2 What is Disability

Heather Caprette

According to U.S. Code Title 42, Chapter  126, § 12102, a disability is a physical or mental impairment that substantially limits one or more major life activities of an individual. Major life activities include, but are not limited to, caring for oneself, performing manual tasks, seeing, hearing, eating, sleeping, walking, standing, lifting, bending, speaking, breathing, learning, reading, concentrating, thinking, communicating, and working.

A major life activity also includes the operation of a major bodily function, including but not limited to, functions of the immune system, normal cell growth, digestive, bowel, bladder, neurological, brain, respiratory, circulatory, endocrine, and reproductive functions.

In reality, we are all aging into disability.

Visual disabilities include blindness, low vision, tunnel vision, and central field loss in which there is loss of vision in the central portion of the eye. Auditory disabilities include deafness, hearing impairment and speech disabilities. Diseases such as Parkinson’s and arthritis can affect mobility, use of hands, eyes, coordination and fine motor control. Cognitive disabilities are highly variable and can include learning disability, dyslexia, and conditions that affect memory and attention.
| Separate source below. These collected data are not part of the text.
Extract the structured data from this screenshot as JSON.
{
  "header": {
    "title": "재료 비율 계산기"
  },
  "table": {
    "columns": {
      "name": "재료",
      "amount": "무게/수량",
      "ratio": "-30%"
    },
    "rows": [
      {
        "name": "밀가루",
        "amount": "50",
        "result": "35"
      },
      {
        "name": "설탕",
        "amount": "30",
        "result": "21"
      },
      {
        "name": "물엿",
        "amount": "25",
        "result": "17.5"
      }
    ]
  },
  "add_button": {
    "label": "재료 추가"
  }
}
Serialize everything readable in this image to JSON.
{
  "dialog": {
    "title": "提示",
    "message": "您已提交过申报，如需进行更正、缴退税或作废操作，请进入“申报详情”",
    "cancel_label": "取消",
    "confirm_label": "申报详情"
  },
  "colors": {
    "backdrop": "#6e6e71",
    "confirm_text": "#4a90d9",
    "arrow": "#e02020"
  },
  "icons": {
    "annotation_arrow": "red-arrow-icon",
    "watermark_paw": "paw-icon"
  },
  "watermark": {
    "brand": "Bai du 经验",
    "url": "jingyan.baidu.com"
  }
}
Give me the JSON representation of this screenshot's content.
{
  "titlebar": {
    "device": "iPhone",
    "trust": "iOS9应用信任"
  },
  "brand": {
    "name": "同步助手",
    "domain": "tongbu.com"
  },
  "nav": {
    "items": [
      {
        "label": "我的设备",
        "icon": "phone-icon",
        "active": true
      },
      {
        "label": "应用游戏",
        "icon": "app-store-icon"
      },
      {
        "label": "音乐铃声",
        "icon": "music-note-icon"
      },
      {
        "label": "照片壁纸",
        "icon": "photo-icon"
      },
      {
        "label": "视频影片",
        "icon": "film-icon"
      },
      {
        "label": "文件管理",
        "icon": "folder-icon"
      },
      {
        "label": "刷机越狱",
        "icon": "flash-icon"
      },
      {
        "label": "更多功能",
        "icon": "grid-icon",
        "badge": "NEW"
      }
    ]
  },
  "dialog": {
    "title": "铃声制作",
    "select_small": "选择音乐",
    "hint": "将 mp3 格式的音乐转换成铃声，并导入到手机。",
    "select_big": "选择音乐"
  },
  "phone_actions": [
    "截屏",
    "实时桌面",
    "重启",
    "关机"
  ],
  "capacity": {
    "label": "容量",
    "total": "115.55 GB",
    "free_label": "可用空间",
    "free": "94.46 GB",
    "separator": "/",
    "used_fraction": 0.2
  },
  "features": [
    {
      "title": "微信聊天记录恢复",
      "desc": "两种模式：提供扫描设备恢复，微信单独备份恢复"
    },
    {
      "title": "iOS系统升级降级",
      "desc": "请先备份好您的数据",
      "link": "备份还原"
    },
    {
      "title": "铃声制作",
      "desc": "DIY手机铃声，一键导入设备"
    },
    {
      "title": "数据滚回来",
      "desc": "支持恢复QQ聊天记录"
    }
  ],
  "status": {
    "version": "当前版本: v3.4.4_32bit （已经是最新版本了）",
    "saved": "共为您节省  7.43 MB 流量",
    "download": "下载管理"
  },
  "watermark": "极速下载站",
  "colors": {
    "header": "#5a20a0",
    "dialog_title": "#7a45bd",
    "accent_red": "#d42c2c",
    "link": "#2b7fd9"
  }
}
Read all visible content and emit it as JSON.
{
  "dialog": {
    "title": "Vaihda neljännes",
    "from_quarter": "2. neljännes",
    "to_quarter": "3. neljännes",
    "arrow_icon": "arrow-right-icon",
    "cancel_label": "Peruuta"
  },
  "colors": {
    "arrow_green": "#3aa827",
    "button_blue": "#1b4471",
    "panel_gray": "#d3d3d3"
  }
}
Sometimes when people think of a person with a disability, they think of a condition that has existed since birth. Not all disabilities are present at birth and not all are permanent. A person may lose the use of his or her dominant arm or hand for a few months due to a fractured or broken bone, for example. A disability can happen to anyone of us and anytime.

Online we will be concerned with the accessibility of our documents, such as Word, PDF and Power Point files, the code behind what we present, the websites we ask our users to interact with, and the activities we ask them to perform.